In Spring and Summer months, it is fresh and green so more appealing. And it certainly makes a change from meaty food. We aren’t saying they necessarily want to become vegans, though.
My dog is eating grass frantically!
This is not just an occasional nibble and off they go. Your dog is tearing chunks out of the ground and swallowing the grass. As we said in the introduction, this can be when you need to start acting.
When this is happening, it is thought to definitely be a sign that something is up with their tummy and they want desperate relief. While eating grass is common, many dogs will try to find a nice green patch that is tasty, but dogs in a hurry may eat any kind.
As mentioned above, grass may tickle a dogs throat and stomach to encourage sickness. Dogs who are desperate could hunt out the rougher stuff because of this. They may also be ingesting other things such as plants or mushrooms without even realising which can be a worry.
But take a step back before you rush immediately to the vet, and think about other factors as well. Are they displaying further signs of illness which explains this? Or are they going to the toilet regularly and eating food normally?
If everything else seems fine, keep an eye on them anyway, but do think about if you have told them off for eating grass in the past in a panic. You have? Well, they could well be being cheeky and eating voraciously when your back is turned knowing that it will end up with them being given attention (even if it is negative attention).
Should I stop my dog from eating grass?
Although most experts agree that your dog eating grass is not a harmful trait, it can be worth bearing in mind that there could be things on or in the grass which are harmful. From pesticides to slugs and poisonous items to plants, watching your dog suddenly tear a chunk of grass from the earth should alert you to keep an eye on further behaviour.

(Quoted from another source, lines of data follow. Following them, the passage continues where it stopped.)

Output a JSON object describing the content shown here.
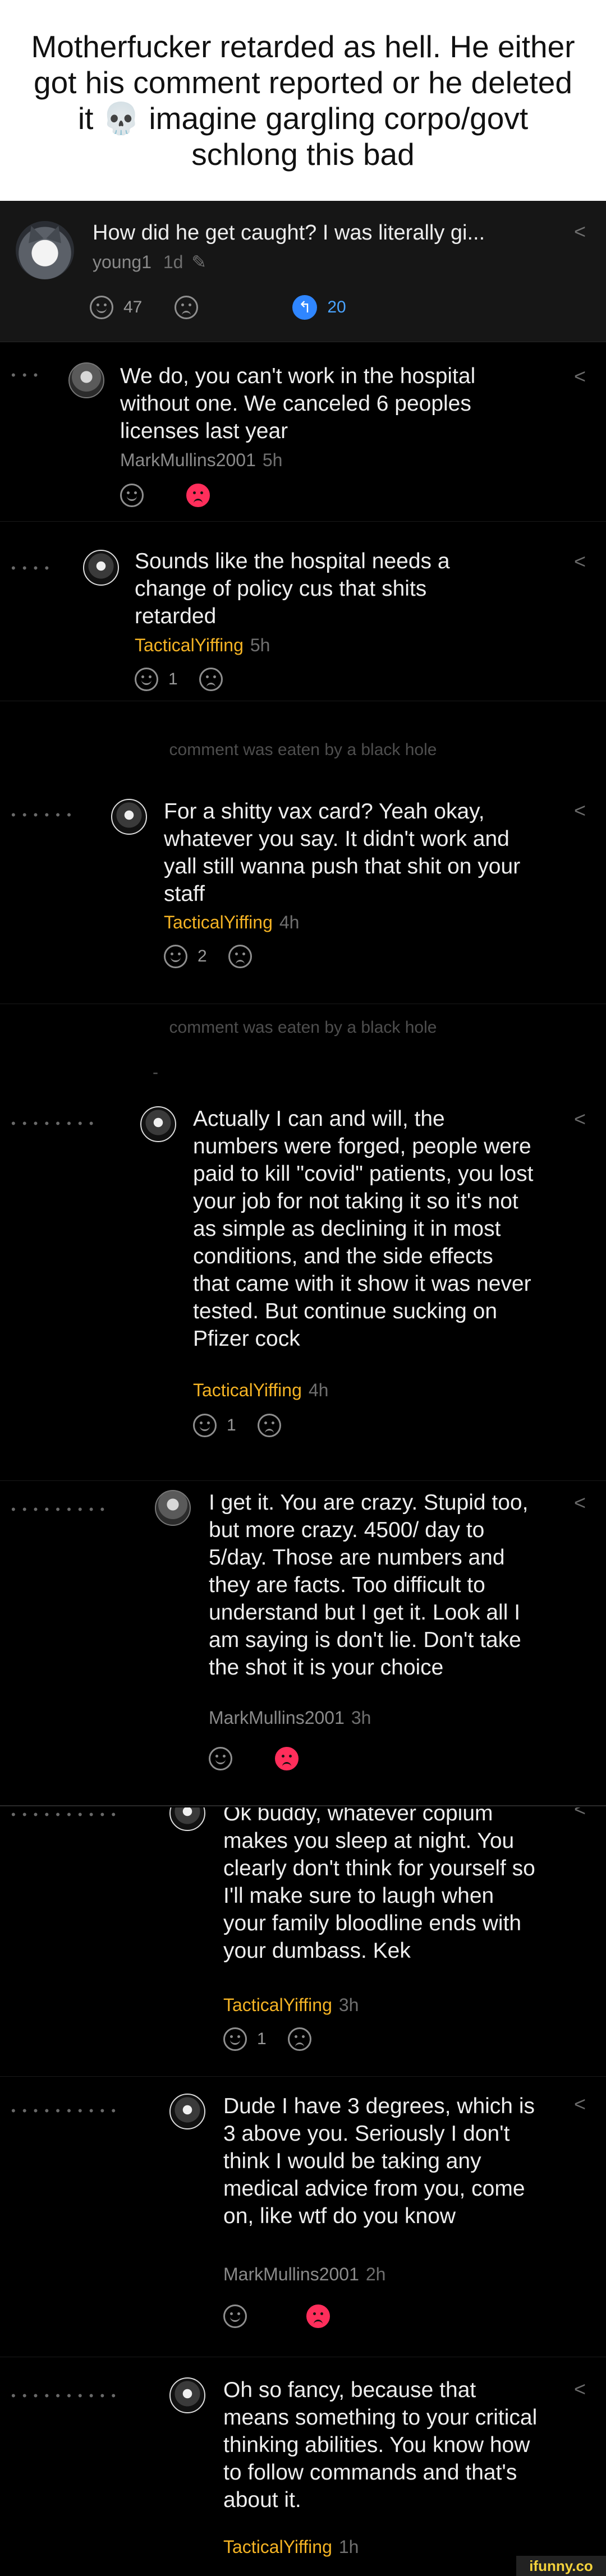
{
  "caption": "Motherfucker retarded as hell. He either got his comment reported or he deleted it 💀 imagine gargling corpo/govt schlong this bad",
  "post": {
    "title": "How did he get caught? I was literally gi...",
    "username": "young1",
    "age": "1d",
    "like_count": "47",
    "reply_count": "20"
  },
  "comments": [
    {
      "text": "We do, you can't work in the hospital without one. We canceled 6 peoples licenses last year",
      "username": "MarkMullins2001",
      "age": "5h",
      "like_count": "",
      "depth_dots": "• • •"
    },
    {
      "text": "Sounds like the hospital needs a change of policy cus that shits retarded",
      "username": "TacticalYiffing",
      "age": "5h",
      "like_count": "1",
      "depth_dots": "• • • •"
    },
    {
      "text": "For a shitty vax card? Yeah okay, whatever you say. It didn't work and yall still wanna push that shit on your staff",
      "username": "TacticalYiffing",
      "age": "4h",
      "like_count": "2",
      "depth_dots": "• • • • • •"
    },
    {
      "text": "Actually I can and will, the numbers were forged, people were paid to kill \"covid\" patients, you lost your job for not taking it so it's not as simple as declining it in most conditions, and the side effects that came with it show it was never tested. But continue sucking on Pfizer cock",
      "username": "TacticalYiffing",
      "age": "4h",
      "like_count": "1",
      "depth_dots": "• • • • • • • •"
    },
    {
      "text": "I get it. You are crazy. Stupid too, but more crazy. 4500/ day to 5/day. Those are numbers and they are facts. Too difficult to understand but I get it. Look all I am saying is don't lie. Don't take the shot it is your choice",
      "username": "MarkMullins2001",
      "age": "3h",
      "like_count": "",
      "depth_dots": "• • • • • • • • •"
    },
    {
      "text": "Ok buddy, whatever copium makes you sleep at night. You clearly don't think for yourself so I'll make sure to laugh when your family bloodline ends with your dumbass. Kek",
      "username": "TacticalYiffing",
      "age": "3h",
      "like_count": "1",
      "depth_dots": "• • • • • • • • • •"
    },
    {
      "text": "Dude I have 3 degrees, which is 3 above you. Seriously I don't think I would be taking any medical advice from you, come on, like wtf do you know",
      "username": "MarkMullins2001",
      "age": "2h",
      "like_count": "",
      "depth_dots": "• • • • • • • • • •"
    },
    {
      "text": "Oh so fancy, because that means something to your critical thinking abilities. You know how to follow commands and that's about it.",
      "username": "TacticalYiffing",
      "age": "1h",
      "like_count": "",
      "depth_dots": "• • • • • • • • • •"
    }
  ],
  "deleted_notice": "comment was eaten by a black hole",
  "deleted_dash": "-",
  "share_glyph": "<",
  "reply_glyph": "↰",
  "edit_glyph": "✎",
  "watermark": "ifunny.co"
}
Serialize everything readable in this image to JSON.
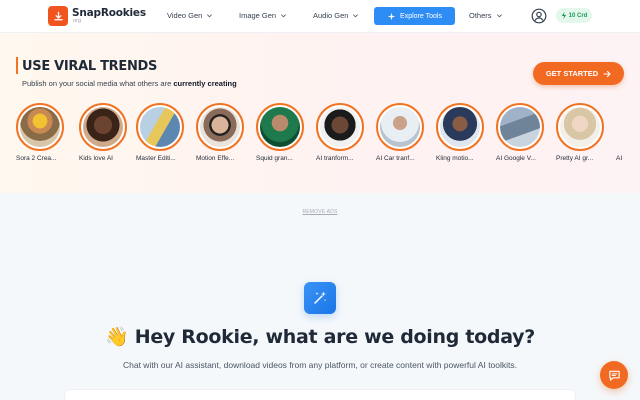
{
  "header": {
    "brand_title": "SnapRookies",
    "brand_sub": "org",
    "nav": [
      "Video Gen",
      "Image Gen",
      "Audio Gen"
    ],
    "explore_label": "Explore Tools",
    "others_label": "Others",
    "credits_label": "10 Crd"
  },
  "trends": {
    "title": "USE VIRAL TRENDS",
    "subtitle_prefix": "Publish on your social media what others are ",
    "subtitle_bold": "currently creating",
    "cta_label": "GET STARTED",
    "items": [
      {
        "label": "Sora 2 Crea..."
      },
      {
        "label": "Kids love AI"
      },
      {
        "label": "Master Editi..."
      },
      {
        "label": "Motion Effe..."
      },
      {
        "label": "Squid gran..."
      },
      {
        "label": "AI tranform..."
      },
      {
        "label": "AI Car tranf..."
      },
      {
        "label": "Kling motio..."
      },
      {
        "label": "AI Google V..."
      },
      {
        "label": "Pretty AI gr..."
      },
      {
        "label": "AI"
      }
    ]
  },
  "ads": {
    "remove_label": "REMOVE ADS"
  },
  "hero": {
    "title": "👋 Hey Rookie, what are we doing today?",
    "subtitle": "Chat with our AI assistant, download videos from any platform, or create content with powerful AI toolkits."
  },
  "colors": {
    "accent_orange": "#f26a21",
    "accent_blue": "#2e8df5",
    "credit_green": "#1c9a55"
  },
  "icons": {
    "logo": "download-icon",
    "explore": "sparkle-icon",
    "user": "user-circle-icon",
    "credits": "bolt-icon",
    "cta": "arrow-right-icon",
    "hero": "magic-wand-icon",
    "fab": "chat-icon"
  }
}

Ensure they are protected against lungworm (which is commonly passed on by slugs and snails) by using a regular worming treatment. These come in the form of tablets or spot-on treatments, and while they can’t prevent lungworm infection, they can allow a dog’s body to manage the parasite.
Also read up on the effects of grass seeds on dogs, which is particularly dangerous in longer grass. If your dog does have something stuck in its throat, it may show symptoms of reverse sneezing.
What can I do about my dog eating grass?
Think about why your dog may be eating grass. If you think they’re bored, it could be good to incorporate playing and activities into their walks to distract them.
Changing their diet can be the next step, so you can switch to a better dog food packed with nutritional value, particularly if it contains more fibre. Also, look at moisture content and ensure they always have drinking water available and accessible to them.
Think about whether they may be hungry, and possibly feed them before you go out or go later in the day so they are not as hungry as they would be in the morning before breakfast.
If they seem to enjoy the taste with a leisurely graze, you could look into introducing vegetables and greens into their diet along with their ordinary food, adjusting the portion sizes accordingly.
Dogs eating grass: When to seek veterinary advice
While most cases are harmless, you should speak to a professional if:
- Your dog is only eating grass and is avoiding normal food and treats
- The eating becomes excessive
- They are constantly eating grass and vomiting afterwards
- Your dog appears unwell in other ways on top of eating grass
Remember that your vet is always there to give advice when you need it, so if you are worried and want to explain the whole story to them to see how they feel, you can. They may suggest you bring in your dog for a checkup to ensure everything else seems okay.